Genetics for Beginners
- First edition cover
- Author: Steve Jones
- Illustrator: Borin Van Loon
- Language: English
- Series: Introducing...
- Subject: Genetics
- Publisher: Icon Books
- Publication date: 1993
- Publication place: United Kingdom
- Media type: Print
- ISBN: 1874166129

= Genetics for Beginners =

1993 study guide

Genetics for Beginners, republished as Introducing Genetics, is a 1993 graphic study guide to Genetics written by Steve Jones and illustrated by Borin Van Loon. The volume, according to the publisher's website, "takes readers on a journey through this new science to the discovery of DNA and the heart of the human gene map," and, "gives us the information," to, "make moral decisions where genetics plays a part."

==Publication history==
This volume was originally published in the UK by Icon Books in 1993 as Genetics for Beginners, and subsequently republished with different covers as Introducing Genetics and Introducing Genetics: A Graphic Guide.

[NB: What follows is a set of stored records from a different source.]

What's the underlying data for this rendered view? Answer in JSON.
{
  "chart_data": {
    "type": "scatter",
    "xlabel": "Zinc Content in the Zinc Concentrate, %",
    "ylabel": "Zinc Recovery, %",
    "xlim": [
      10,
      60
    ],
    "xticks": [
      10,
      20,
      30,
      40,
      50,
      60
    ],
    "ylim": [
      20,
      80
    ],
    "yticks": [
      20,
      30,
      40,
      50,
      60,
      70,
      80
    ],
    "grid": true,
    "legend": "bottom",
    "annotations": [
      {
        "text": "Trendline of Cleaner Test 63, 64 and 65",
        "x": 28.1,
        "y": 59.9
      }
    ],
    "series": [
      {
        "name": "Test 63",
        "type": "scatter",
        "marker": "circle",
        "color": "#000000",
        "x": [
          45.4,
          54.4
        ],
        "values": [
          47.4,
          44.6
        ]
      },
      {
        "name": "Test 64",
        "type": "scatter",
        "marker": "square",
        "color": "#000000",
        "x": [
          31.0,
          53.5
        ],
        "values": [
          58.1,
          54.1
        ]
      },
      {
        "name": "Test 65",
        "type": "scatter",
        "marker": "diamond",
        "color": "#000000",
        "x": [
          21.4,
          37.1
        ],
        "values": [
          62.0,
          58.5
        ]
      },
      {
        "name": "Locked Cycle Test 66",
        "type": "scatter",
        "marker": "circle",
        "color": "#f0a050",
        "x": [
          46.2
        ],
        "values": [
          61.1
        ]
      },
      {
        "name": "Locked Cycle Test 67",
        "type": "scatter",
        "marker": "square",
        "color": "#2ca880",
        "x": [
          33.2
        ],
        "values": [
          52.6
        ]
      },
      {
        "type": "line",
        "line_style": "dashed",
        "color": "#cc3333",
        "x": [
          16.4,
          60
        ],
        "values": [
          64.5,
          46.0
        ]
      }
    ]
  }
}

The book was described, by illustrator Borin Van Loon, as a companion to Darwin for Beginners (1982), a previous volume in the series, and as a stand in for the long out-of-print DNA for Beginners (1983), both of which he illustrated.

Editions:
- "Genetics for Beginners" (1993)
- "Introducing Genetics" (2000)
- "Introducing Genetics: A Graphic Guide" (2011)

Related volumes in the series:
- Miller, Jonathan (1992). "Darwin for Beginners"
- Evans, Dylan (1999). "Introducing Evolutionary Psychology"
- Evans, Dylan (2001). "Introducing Evolution"
- Ennis, Cath (2017). "Introducing Epigenetics"

==Legacy==
Van Loon's illustrations from this book provided the inspiration for his Health Matters Gallery mural at the Science Museum, London, which was opened on 9 June 1994 by Professor James Watson, and were featured in the special exhibition, Representations of DNA, at the Whipple Museum of the History of Science in Cambridge in 2003.